As described earlier, the intermediate goals of ground failure prevention research address issues identified in the earlier NRC (1995) review of the USBM and deal specifically with critical areas identified by this committee in establishing a comprehensive ground failure prevention program. Research is in high-priority areas and is connected to improvement in workplace protection. Consequently, the Mining Program ground failure prevention program deserves a high rating for relevance.
Ground failure prevention research is a heritage program, with future research needs identified primarily through concerns expressed by stakeholders and the prevalence of injuries caused by changing mining methods and geologic conditions. The Mining Program has identified several research areas it is pursuing. Examples of appropriately targeted new research include renewed work on highwall safety, improved strategies for multiple-seam mining, and blast damage control and surface treatment to minimize loose rock hazards.

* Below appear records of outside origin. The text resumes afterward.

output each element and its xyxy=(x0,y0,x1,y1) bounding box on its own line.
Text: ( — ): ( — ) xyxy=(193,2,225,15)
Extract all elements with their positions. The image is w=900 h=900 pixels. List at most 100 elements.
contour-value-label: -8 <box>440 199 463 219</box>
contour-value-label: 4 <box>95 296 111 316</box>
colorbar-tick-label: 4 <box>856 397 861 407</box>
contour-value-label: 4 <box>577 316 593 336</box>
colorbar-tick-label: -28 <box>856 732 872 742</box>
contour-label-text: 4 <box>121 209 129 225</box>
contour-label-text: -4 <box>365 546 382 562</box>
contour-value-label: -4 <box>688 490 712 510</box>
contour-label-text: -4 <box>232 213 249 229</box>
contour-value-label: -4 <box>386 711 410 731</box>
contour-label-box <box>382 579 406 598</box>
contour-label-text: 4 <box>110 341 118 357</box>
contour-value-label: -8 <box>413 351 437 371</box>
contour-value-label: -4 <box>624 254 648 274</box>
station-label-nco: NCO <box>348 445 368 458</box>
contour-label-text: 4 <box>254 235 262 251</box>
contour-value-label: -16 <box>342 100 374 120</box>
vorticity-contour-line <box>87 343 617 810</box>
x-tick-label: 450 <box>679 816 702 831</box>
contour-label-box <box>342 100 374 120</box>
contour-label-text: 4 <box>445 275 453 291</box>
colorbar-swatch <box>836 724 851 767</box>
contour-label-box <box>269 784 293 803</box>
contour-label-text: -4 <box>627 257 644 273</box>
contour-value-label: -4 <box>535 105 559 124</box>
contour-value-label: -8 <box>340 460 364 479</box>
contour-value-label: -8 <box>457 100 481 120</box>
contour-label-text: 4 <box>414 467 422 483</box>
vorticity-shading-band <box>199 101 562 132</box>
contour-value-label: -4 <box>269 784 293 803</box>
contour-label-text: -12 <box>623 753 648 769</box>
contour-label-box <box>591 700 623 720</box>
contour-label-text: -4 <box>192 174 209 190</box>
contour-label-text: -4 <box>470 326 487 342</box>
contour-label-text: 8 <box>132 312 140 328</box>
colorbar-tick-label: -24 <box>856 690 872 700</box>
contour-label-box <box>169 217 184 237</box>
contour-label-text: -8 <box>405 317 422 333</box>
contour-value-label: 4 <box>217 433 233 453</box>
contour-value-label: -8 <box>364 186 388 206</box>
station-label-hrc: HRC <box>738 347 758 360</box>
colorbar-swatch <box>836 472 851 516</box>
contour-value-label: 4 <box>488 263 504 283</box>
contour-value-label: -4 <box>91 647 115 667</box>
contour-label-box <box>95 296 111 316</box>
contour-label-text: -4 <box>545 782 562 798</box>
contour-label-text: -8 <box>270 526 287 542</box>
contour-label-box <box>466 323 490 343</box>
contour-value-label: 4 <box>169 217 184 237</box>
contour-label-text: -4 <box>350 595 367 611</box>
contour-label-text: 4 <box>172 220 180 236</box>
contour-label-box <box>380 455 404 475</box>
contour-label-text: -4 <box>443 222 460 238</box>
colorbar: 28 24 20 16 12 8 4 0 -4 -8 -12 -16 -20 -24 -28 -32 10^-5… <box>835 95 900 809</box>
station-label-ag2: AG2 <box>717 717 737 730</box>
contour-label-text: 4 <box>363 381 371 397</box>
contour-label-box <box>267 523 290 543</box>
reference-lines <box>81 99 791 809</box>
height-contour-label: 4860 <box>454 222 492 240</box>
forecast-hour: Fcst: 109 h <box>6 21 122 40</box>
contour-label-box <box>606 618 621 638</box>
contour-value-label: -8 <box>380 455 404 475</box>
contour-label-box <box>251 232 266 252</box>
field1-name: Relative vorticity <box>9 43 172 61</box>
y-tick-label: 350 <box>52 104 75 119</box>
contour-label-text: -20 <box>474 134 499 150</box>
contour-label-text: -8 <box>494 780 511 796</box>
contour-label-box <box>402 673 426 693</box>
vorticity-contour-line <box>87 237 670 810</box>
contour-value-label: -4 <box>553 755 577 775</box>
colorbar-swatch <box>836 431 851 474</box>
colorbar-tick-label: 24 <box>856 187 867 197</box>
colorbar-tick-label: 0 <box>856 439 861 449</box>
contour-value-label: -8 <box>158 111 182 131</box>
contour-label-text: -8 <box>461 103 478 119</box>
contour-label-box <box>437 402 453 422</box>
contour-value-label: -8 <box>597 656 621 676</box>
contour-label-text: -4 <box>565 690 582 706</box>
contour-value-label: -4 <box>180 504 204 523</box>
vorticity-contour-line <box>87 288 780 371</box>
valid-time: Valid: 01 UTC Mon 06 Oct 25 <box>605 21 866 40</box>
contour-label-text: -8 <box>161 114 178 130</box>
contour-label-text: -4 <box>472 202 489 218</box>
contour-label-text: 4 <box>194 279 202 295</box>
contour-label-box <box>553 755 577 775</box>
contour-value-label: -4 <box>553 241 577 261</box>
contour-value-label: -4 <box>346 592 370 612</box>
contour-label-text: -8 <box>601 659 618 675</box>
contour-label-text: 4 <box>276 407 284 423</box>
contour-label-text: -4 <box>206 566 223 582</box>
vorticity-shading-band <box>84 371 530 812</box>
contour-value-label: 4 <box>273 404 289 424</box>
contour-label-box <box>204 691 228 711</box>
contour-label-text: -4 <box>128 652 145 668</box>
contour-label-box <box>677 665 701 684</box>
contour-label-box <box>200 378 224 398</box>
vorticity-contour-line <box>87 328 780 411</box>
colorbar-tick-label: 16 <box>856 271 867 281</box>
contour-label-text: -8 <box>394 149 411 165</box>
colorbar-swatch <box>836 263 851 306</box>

The Mining Program is also focusing on future research to reduce pillar and roof hazards in underground stone and industrial mineral operations in response to the projected demand for these commodities.
Because of challenges posed by mining in increasingly severe geologic environments and in closer proximity to existing and abandoned mines, the Mining Program needs to expand its new research to include developing more robust numerical techniques for modeling mine openings in complex geologic materials; better void detection technologies; and strategies to improve design and safety in deep (>600 m) coal deposits.